For those of you who, like me, were disappointed in Remember When, Judith McNaught’s last book, you’ll be glad to know she is back in form again with Night Whispers.

Sloan Reynolds is a detective on the Bell Harbor Police Force. Suddenly, she gets a call from the father she hasn’t seen in 30 years inviting her to come visit him and her sister Paris in Palm Beach. She tells him to go to hell, but FBI agent Paul Richardson convinces her to go so he can gather information on her father. Richardson tells Sloan only enough to get her to go and visit, but keeps several things from her.

At first Sloan has a hard time warming up to her dad, Paris and her 95-year-old great-grandmother Edith, and she constantly feels out of her league. She even has trouble knowing how to flirt with Noah Maitland, a rich and handsome family friend. As time passes, she begins to like Paris, Edith and Noah, but still has trouble with her father. The family relationships add a lot to this book, but I wish Sloan’s father, Carter, would have been developed a little better. Noah’s family were delightful, as were Sloan’s mother and her best friend Sara.

McNaught gets back to some of her standard plot devices: the wonderful, spunky, beautiful heroine; the rich, handsome, arrogant man; the rich family, and even her Together, Big Misunderstanding, Together Again plot for the couple. There really are no surprises except that this plotline still works for McNaught.

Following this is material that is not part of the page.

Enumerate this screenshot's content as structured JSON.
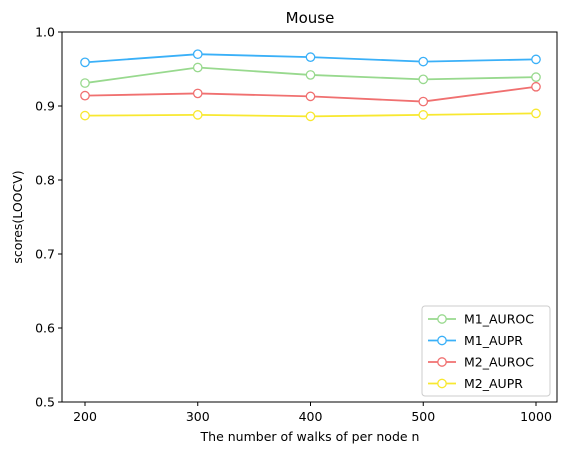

There was some deviation from the standard in her last book, Remember When, and most people didn’t like it. McNaught includes in this book, the love scene that was missing from Remember When.

The packaging of Night Whispers makes it look like it is going to be suspense, and part of the plot is suspenseful, but in no way does it overshadow the romance. In fact, the suspense doesn’t really kick in until about the last quarter of the book. If you’re worried that McNaught is going more mainstream, let me allay those fears right now: she’s not with this book. Very good news to me and to other readers who miss the romance when an author moves to hardcover.

Fans may recognize a secondary character, Paul Richardson from Perfect. He plays much the same role here, right down to interceding with Noah on Sloan’s behalf. Only this time, he gets a romance himself and we get to know him a little better. Something else that I like in Night Whispers is the way that McNaught works in names of families from the historical novels she has written.

Night Whispers didn’t have quite the emotional impact for me that Perfect or Whitney, My Love did, but it was still up there as one of her better books. I’ve decided that I, too, like McNaught’s historicals better than her contemporaries, but that will in no way stop me from buying and reading any of her books whether they be historical or contemporary. McNaught is a comfort read for me – I know exactly what I’ll get from her, and when she’s on her game, I am never disappointed and sometimes my expectations are surpassed.